Вокруг Света 1971 № 04 (2367) (Журнал «Вокруг Света») - страница 107

Мама сердилась, ругала дочерей, не понимала, в чем дело, и пыталась бороться. Она даже пробовала ссылаться на бога, хотя раньше никогда о нем не вспоминала. «Господь-то, — говорила она, — он видит, уж он позаботится о всяких бездельниках, которые читают дурацкие книжки». Но обычно мама обходилась без бога. «Хотела бы я знать, — ворчала она, — кому они помогли жить, ваши книжки». Если отец был дома, она ворчала все громче, повторяла свои вопросы несколько раз, и, услышав их, отец приподнимался на кровати и откручивал приемник на полную громкость.

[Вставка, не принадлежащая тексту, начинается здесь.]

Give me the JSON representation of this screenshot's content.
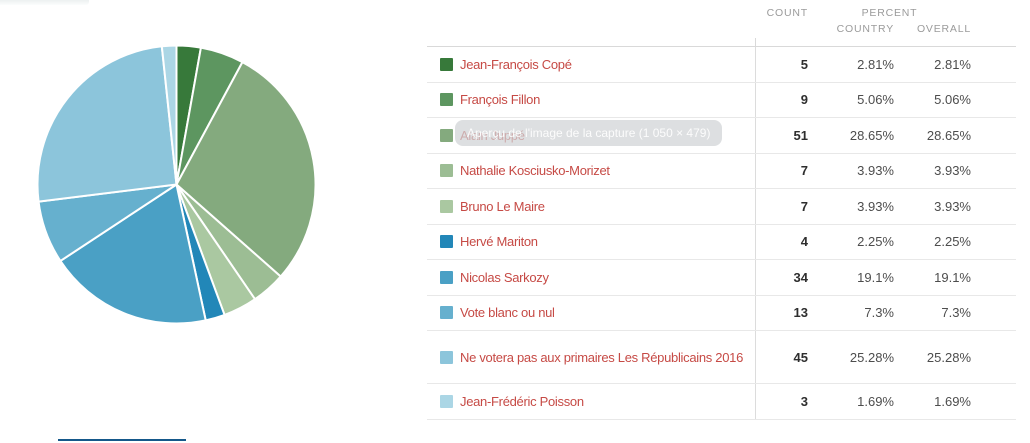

А сестры взрослели и продолжали читать, и постепенно их охватывало смутное беспокойство — они штопали, и стирали, и готовили обед — помогали маме, но как бы через силу, а к шестнадцати годам поступали работать — официантками в ресторан приморского отеля. Отель принадлежал американской фирме и обслуживал приезжающих на побережье туристов. Мама не признавала такую работу. Хозяевами гостиницы были чужаки, в ресторане обедали какие-то пришлые, не знавшие ни моря, ни рыбацкой жизни.

— Кто они такие, — спрашивала мама, откидывая со лба свои темные волосы, — и что они знают о настоящей жизни? Да пускай они проболтаются здесь хоть тысячу лет со своими киножужжалками — ну что они поймут? И почему мы должны их обхаживать, этих пришлых?

Она не понимала — не могла понять, из-за чего ее дочери прислуживают чужакам. А отец? — Вот кто приводил маму в ярость: ведь он ни разу не попытался вмешаться. Иногда она тревожно говорила своим сестрам: «Просто не знаю, что творится с девчонками: ничему не хотят учиться, не желают, и все тут — ни по дому, ни в огороде, ни шить, ни готовить». А иногда она злобно ругала отца. Однажды я возвращался из гавани домой и, взбежав на крыльцо, услыхал мамин голос: «Ну подожди, скоро ты своего добьешься — принесут они тебе в подоле, увидишь!»

Я никогда не слышал, чтобы мама так ругалась. Дело не в словах, но она говорила, как с врагом: ненавистным, лютым... Я застыл на крыльце. Три рыбины, которых я держал в руке, — мне дали их в гавани — перестали трепыхаться, я чувствовал у ноги их влажную тяжесть и видел стекленеющие, потухшие глаза. Сколько я простоял? Не знаю. Секунду. Но я повзрослел сразу на пять лет: мне было чуть за десять — стукнуло пятнадцать.

Я со страхом глянул в приоткрытую дверь — отец, уходивший в свою комнату, вздрогнул, споткнулся и стал медленно поворачиваться к маме. На миг меня царапнул его невидящий взгляд — блекло-голубые, пустые, почти бесцветные глаза и застывшее, постепенно сереющее лицо. «Сейчас, — подумал я, — все кончено, сейчас, а я тут на крыльце с этими дурацкими макрелями...» Отец отвернулся и шагнул в свою комнату — не убийца, а смертельно усталый человек, которому давно перевалило за шестьдесят, простоявший в лодке одиннадцать часов, — и приемник заорал о завтрашней погоде, а я на цыпочках спустился с крыльца и потом, громко топая, чтобы родители услышали, снова поднялся и вошел в кухню. Мама с остервенением гремела кастрюлями. Я шумно бросил своих макрелей в таз, но она не обернулась. Я заглянул к отцу — он лежал на кровати, курил сигарету и рассеянно слушал сводку погоды. Когда диктор на минуту замолчал, я спросил: «Ну как там в лодке?»